Why have you decided to specialise in ADR? What attracted you to this area of law?

I became interested in arbitration when completing my LL.B. at the University of Paris 1 Panthéon Sorbonne in International and European Law. Subsequently, I had a chance to acquire extensive knowledge on international arbitration during my LL.M. studies in Comparative and International Dispute Resolution at Queen Mary, University of London lead by renowned arbitration practitioners, including Professor Julian Lew QC and Professor Loukas Mistelis. It encouraged me to learn more about arbitration and be a part of CIArb’s prestigious community. I am fascinated by the efficacy of arbitration for the resolution of international disputes and look forward to witnessing its challenging but bright future.

What do you consider as the biggest challenge for the ADR in the future?

As to the arbitration, the 2018 International Arbitration Survey has shown that cost and lack of speed continues to be seen as arbitration’s worst features which can be a challenge for the evolution of the international arbitration. That being said, the evolution of technology leading to extensive use of information technology can help the parties to save cost and time.

What is it like to work in a predominantly male profession such as ADR?

Female practitioners have faced many obstacles to be considered as equals in all fields including professional fields predominated by male practitioners such as ADR. I must say that it’s even more challenging if you are a young practitioner and coming from a jurisdiction where the use of ADR has not been widely adopted.  ArbitralWomen has very good initiatives in promoting gender equality and access to equal opportunities in international dispute resolution.

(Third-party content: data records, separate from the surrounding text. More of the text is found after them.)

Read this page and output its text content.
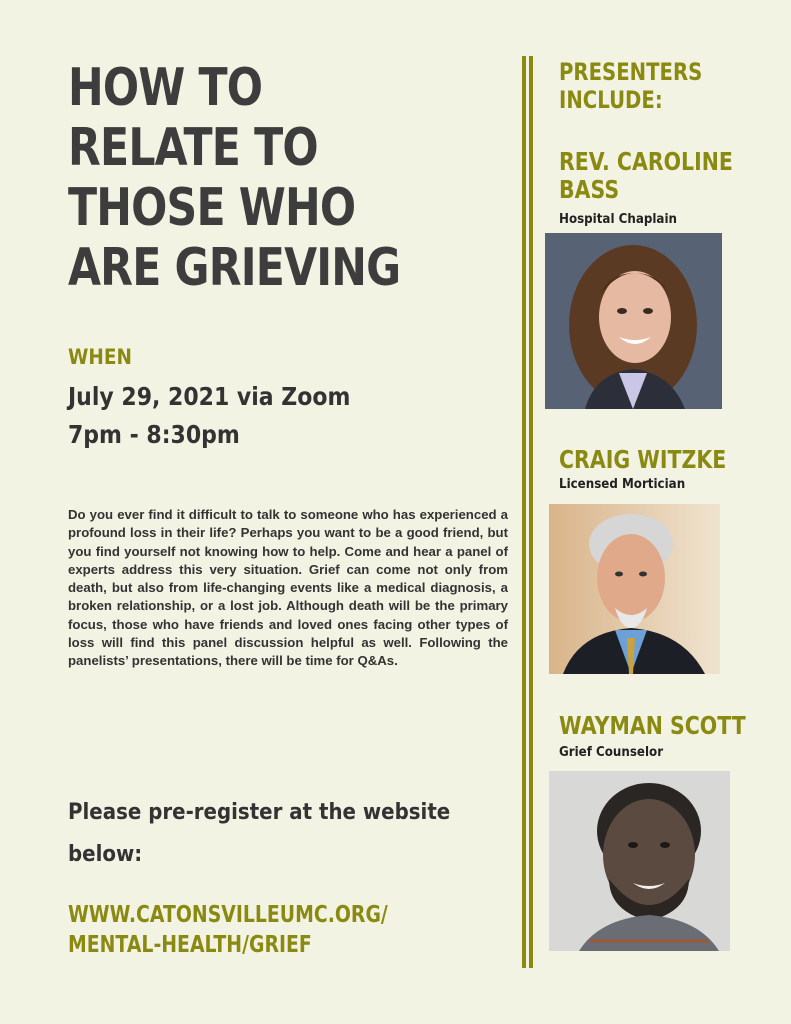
HOW TO
RELATE TO
THOSE WHO
ARE GRIEVING
WHEN
July 29, 2021 via Zoom
7pm - 8:30pm
Do you ever find it difficult to talk to someone who has experienced a profound loss in their life? Perhaps you want to be a good friend, but you find yourself not knowing how to help. Come and hear a panel of experts address this very situation. Grief can come not only from death, but also from life-changing events like a medical diagnosis, a broken relationship, or a lost job. Although death will be the primary focus, those who have friends and loved ones facing other types of loss will find this panel discussion helpful as well. Following the panelists’ presentations, there will be time for Q&As.
Please pre-register at the website below:
WWW.CATONSVILLEUMC.ORG/
MENTAL-HEALTH/GRIEF
PRESENTERS
INCLUDE:
REV. CAROLINE
BASS
Hospital Chaplain
CRAIG WITZKE
Licensed Mortician
WAYMAN SCOTT
Grief Counselor
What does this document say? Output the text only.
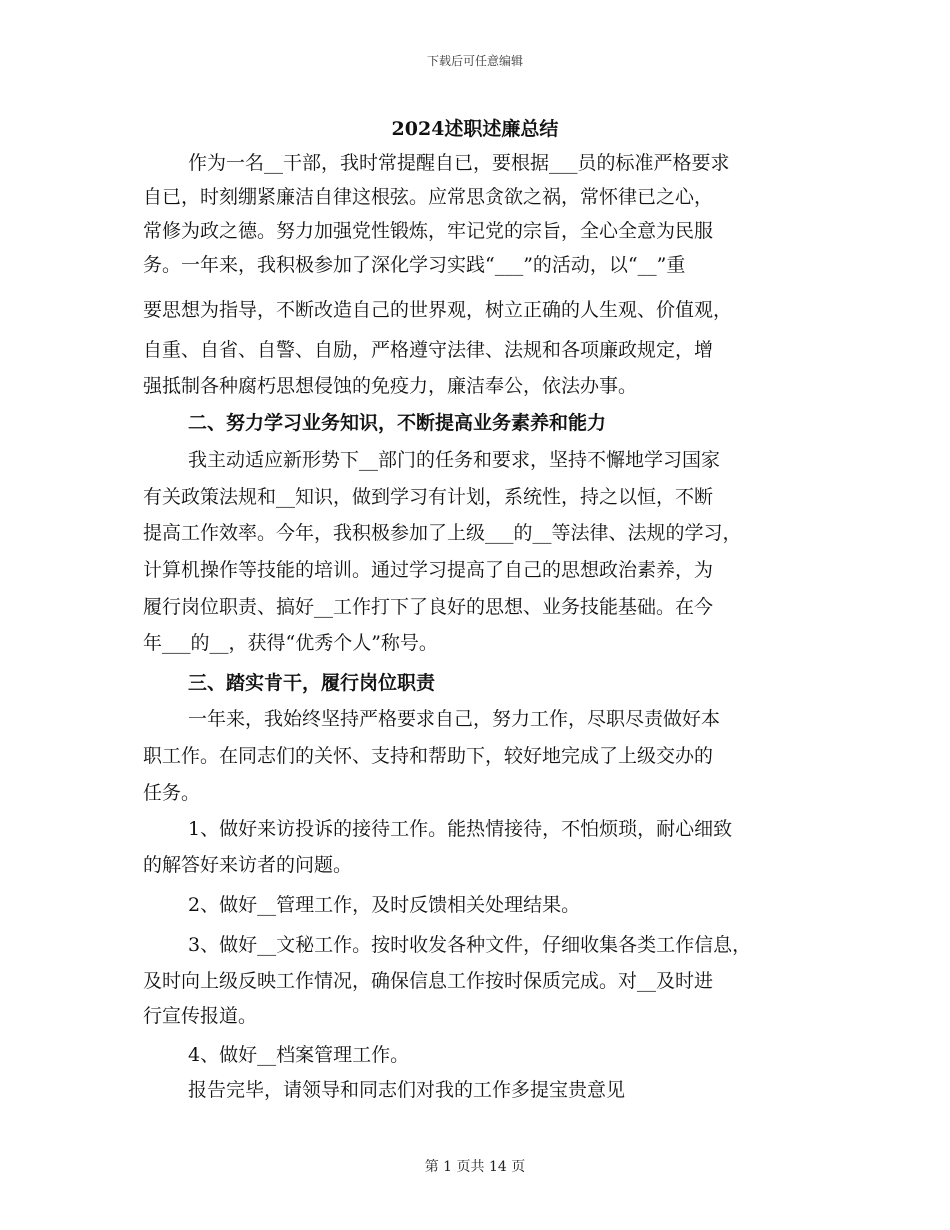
下载后可任意编辑
2024述职述廉总结
作为一名__干部，我时常提醒自已，要根据___员的标准严格要求
自已，时刻绷紧廉洁自律这根弦。应常思贪欲之祸，常怀律已之心，
常修为政之德。努力加强党性锻炼，牢记党的宗旨，全心全意为民服
务。一年来，我积极参加了深化学习实践“___”的活动，以“__”重
要思想为指导，不断改造自己的世界观，树立正确的人生观、价值观，
自重、自省、自警、自励，严格遵守法律、法规和各项廉政规定，增
强抵制各种腐朽思想侵蚀的免疫力，廉洁奉公，依法办事。
二、努力学习业务知识，不断提高业务素养和能力
我主动适应新形势下__部门的任务和要求，坚持不懈地学习国家
有关政策法规和__知识，做到学习有计划，系统性，持之以恒，不断
提高工作效率。今年，我积极参加了上级___的__等法律、法规的学习，
计算机操作等技能的培训。通过学习提高了自己的思想政治素养，为
履行岗位职责、搞好__工作打下了良好的思想、业务技能基础。在今
年___的__，获得“优秀个人”称号。
三、踏实肯干，履行岗位职责
一年来，我始终坚持严格要求自己，努力工作，尽职尽责做好本
职工作。在同志们的关怀、支持和帮助下，较好地完成了上级交办的
任务。
1、做好来访投诉的接待工作。能热情接待，不怕烦琐，耐心细致
的解答好来访者的问题。
2、做好__管理工作，及时反馈相关处理结果。
3、做好__文秘工作。按时收发各种文件，仔细收集各类工作信息，
及时向上级反映工作情况，确保信息工作按时保质完成。对__及时进
行宣传报道。
4、做好__档案管理工作。
报告完毕，请领导和同志们对我的工作多提宝贵意见
第 1 页共 14 页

In any case, despite the obstacles, history shows that women have won every battle.

How has a membership with the Chartered Institute of Arbitrators benefitted your career?

Chartered Institute of Arbitrators has a very special place in my life. Starting with the Peer Interview for Fellowship, I had the privilege of having excellent mentors who encouraged me to be involved in the Institute and contributed to my personal and professional development.

What do you consider to be your biggest achievement in the field thus far?

I am proud to be a Fellow of the Institute and probably the first female Honorary Secretary of the European Branch.

 Tell us about your interests, hobbies or any out of work activities.

I have been taking aerial arts classes such as the hoop, silk and trapeze. I also enjoy playing the piano and making small sculptures.